The prosecution’s sentencing memo asked the Judge to impose
a 27-month sentence to reflect the gravity of Taranto’s conduct, his lack of
remorse, and the need to deter him and others from engaging in similar
threatening conduct. It’s a reasonable request, one that is within the sentencing
guidelines for the offense.
But Donald Trump is intent on
whitewashing history to improve his own position in it. I write about it
in my book as a “new lost cause,” a parallel
to the post-Civil War narrative that romanticized “the old South” and slavery,
giving rise to narratives that shaped themselves into today’s Christian
Nationalism. Trump has rebranded January 6 criminals as patriots and attempted
to restore them to the American mainstream. It’s a
story about a new “lost cause,” transforming disloyal criminals into an
idealized version of the story. Trump’s Justice Department is aiding and
abetting in that Orwellian task. “And if all others accepted the lie which the
Party imposed—if all records told the same tale—then the lie passed into
history and became truth,” Orwell wrote in 1984. “The past was
erased, the erasure was forgotten, the lie became the truth.” His main
character, Winston, muses about whether, “Within twenty years at the most … the
huge and simple question, ‘Was life better before the Revolution than it is
now?’ would have ceased once and for all to be answerable.”

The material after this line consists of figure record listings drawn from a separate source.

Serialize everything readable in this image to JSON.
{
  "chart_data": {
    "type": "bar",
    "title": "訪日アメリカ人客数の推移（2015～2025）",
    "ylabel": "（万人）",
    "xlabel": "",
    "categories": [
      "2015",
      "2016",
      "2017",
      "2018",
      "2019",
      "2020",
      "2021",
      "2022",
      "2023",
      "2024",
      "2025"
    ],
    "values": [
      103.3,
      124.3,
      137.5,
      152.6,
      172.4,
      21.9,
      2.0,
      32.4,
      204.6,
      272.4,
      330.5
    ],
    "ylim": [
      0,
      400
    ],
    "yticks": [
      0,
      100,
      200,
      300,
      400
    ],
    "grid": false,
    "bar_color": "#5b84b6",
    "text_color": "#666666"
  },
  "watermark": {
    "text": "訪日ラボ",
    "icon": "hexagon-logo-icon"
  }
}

Trump is so intent on rewriting his
own history that he wants prosecutors to erase it even in a criminal case where
facts are being presented to a Judge. That Judge was not impressed. In today’s sentencing
hearing, he questioned DOJ about the substitute second sentencing memo, which
removed references to January 6 and Trump’s post of Obama’s address. Taranto
was sentenced to 21 months, and since he has already served more than that while
awaiting trial, he’ll be released, but will remain under supervision by U.S.
Probation for three years. The President who set him on his path has faced no
consequences. Fixing that will be up to us, to the voters, who have work ahead
of us when we vote to see to it that this president is finally held accountable
and that a new Congress that will return to performing its constitutional
duties is seated after the midterms. It’s a sorry state of affairs at the
Justice Department. Our work is cut out for us.